Location: London, U.K.
Date of the Date: 14.11.15 (Yes I remember exactly, I know it’s creepy)
OK this is going to be a tough dating scenario to write. Excuse me while I take a swig of tequila…
Cool, I’m good to go.
I am so glad I dated #The One That Broke My Heart. I’m grateful for all the shit feelings that came afterwards. And I’m happy that I came out the other side of this with a smile on my face and a dawning realization of my dating mentality now. So this is a tale that needs to be told…
Powerful. Lots of energy and he walked fast. Someone who’s funny but commands respect and knows how to read the environment to get what they want without compromising.
Roti Chai Street Kitchen in Marble Arch, London. Then we had bubble tea in Bubbleology, Soho. Bubbleology is a special place me and my best mate loved to hang out in, so it took a lot for me to take him to my spot. Both great dating spots.
Everything. I can’t remember exactly what we talked about, but how we talked is crystal clear in my memory. It was so fun – I have never laughed that much on a date, I was in stitches. We used loads of hand gestures, because we were feeding off each other’s excitement. In the restaurant, there was an Indian family sat on the table next to us and it was obvious we were on a date, so to take the piss, we used exaggerated Indian accents and hand gestures.
Later, when we were walking to Bubbleology, the road was slippery and I fell forward and he caught me. It was a fucking fairytale. Then we sat and talked about deep things with genuine expressions on our faces and kissed in the underground before taking different tubes home.
Food and Drink:
Spicy chicken and bubble tea.
A beany hat at first that I joked made him look like Craig David. He looked sharp when he took it off with a nice white top and grey cardigan.
An kickass outfit because I sensed this would be a great date. I even got my hair blow-dried for an impression – it worked. I wore a white over-the-shoulder frilly top and tight black trousers that make my arse look amazing. And my long camel coat which is great for setting the scene.
At the time a 10. My first ever 10. Not sure what to think of it now.
So then what happened?
We continued dating over the next few weeks. It was so good that he started mentioning family and saying stuff like “I could wake up to you forever.” Yeah I know, it’s funny now and I feel pretty emotionless writing this, but it was a friggin’ fairytale then.
Until something happened at his work and a lot of clients started leaving him. He had a high-fly job – this allowed him to have a custom-built Porsche that looked like a batmobile and a walk-in-wardrobe. Anyway, so stuff at his work started to go pear-shaped and he started the long and painful process of ghosting me over 2 months, giving shorter and shorter texts after longer periods of time and the dating was cut short.
I felt myself becoming more and more desperate and hating the whole waiting game. I didn’t blame him for being stressed, because what was happening to him was clearly traumatic and he was a busy guy – but stringing me along after raising my expectations sky-high wasn’t right either. Maybe it wasn’t his fault. But it hurt like a bitch.

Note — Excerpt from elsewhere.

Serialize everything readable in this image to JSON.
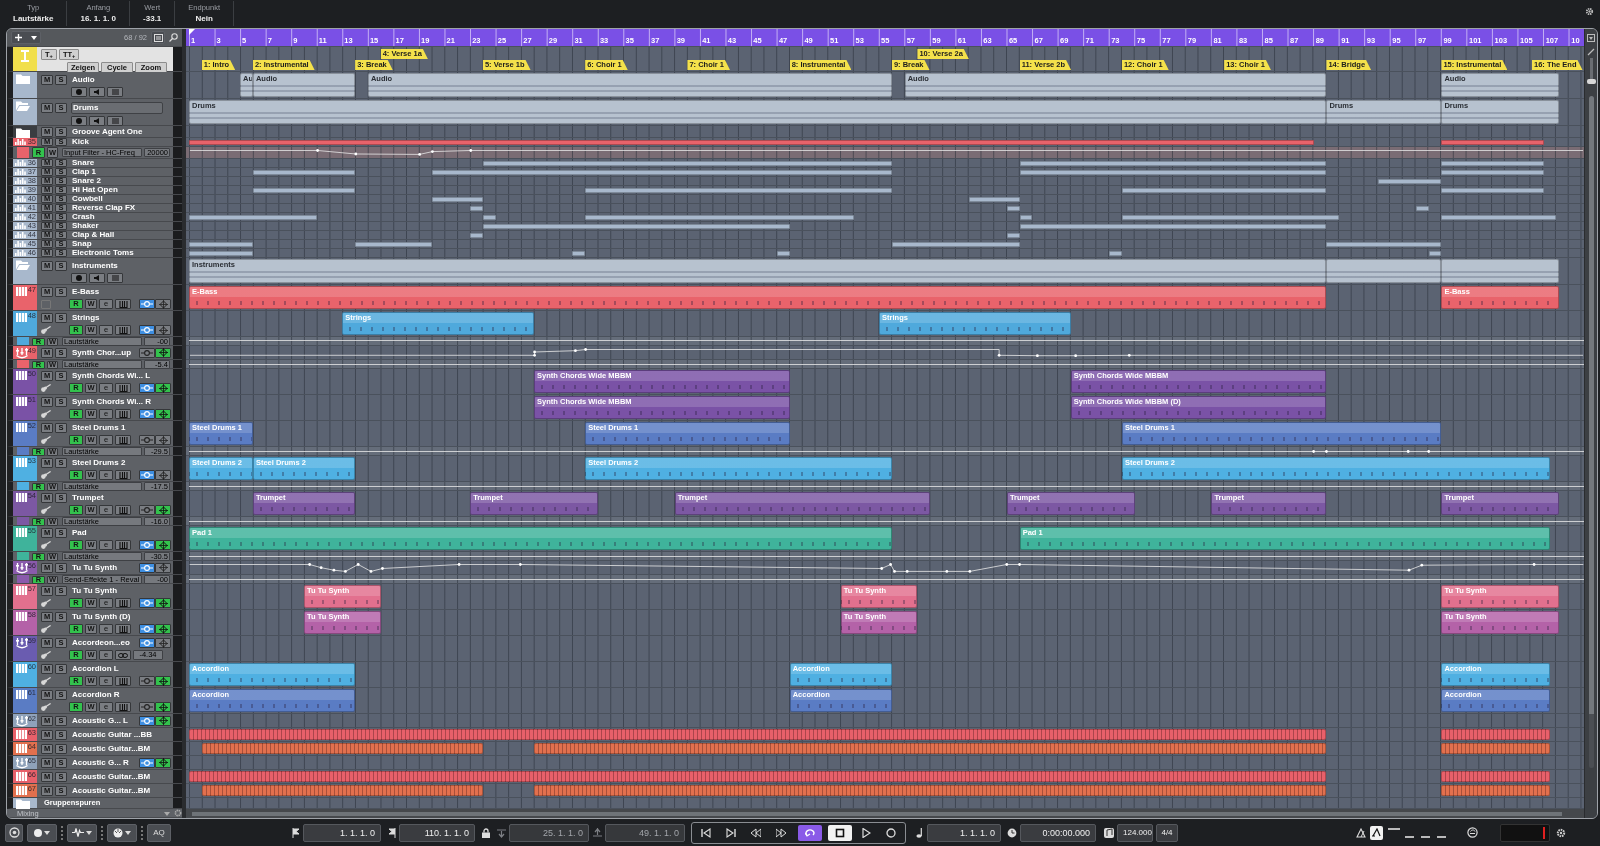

Finally, I went to his area without telling him (yeah stalkerish I know). Then I called and said I wanted to talk. His voice cracked as he refused and said he was so anxious that he would breakdown by having to talk and that it was over between us. Yay. That tube ride home was excruciatingly painful and I remember listening to Adele ‘Hello from the other side’ and dramatically crying bucket-loads without giving a fuck who saw.
See, this wasn’t just an ego thing. My instincts had not flagged up any problems with this one whatsoever and I genuinely believed there could be a future and I had hinged all my hopes on this one guy. So I lost a lot of trust in myself and my heart kind of broke.
What did I learn:
Waiting on someone to magically fix my life made me wake up to why I was unhappy with my life in the first place. That was another long process and it started in the pit of depression that began after that breakup. I was unhappy that I hadn’t moved out and done my own thing. I was unhappy that I hadn’t found ‘the one’ after dating for a few years and I was already 25.
The pain and anger really forced me to do something about it and I started vlogging for kids and I got up and started dating again. Then I moved to work in Vietnam. Then I decided to write. Slowly a new mindset began to emerge from under the bullshit. I’m so young and I have my whole life to live – why the hell should I wait on someone to fix me?
Find out more about this mindset in my article on Demystifying the myth of ‘The One’.
I’m not going to credit this entire website concept to #The One That Broke My Heart. That’s not true (and why should I?) But he was one of the many important triggers.
Dating, like travel is a journey and not just a way to catch someone to keep them forever. I am going to live and date and enjoy. Maybe my thoughts will change, but for not they feel healthy and I thank #The One That Broke My Heart for giving me this insight.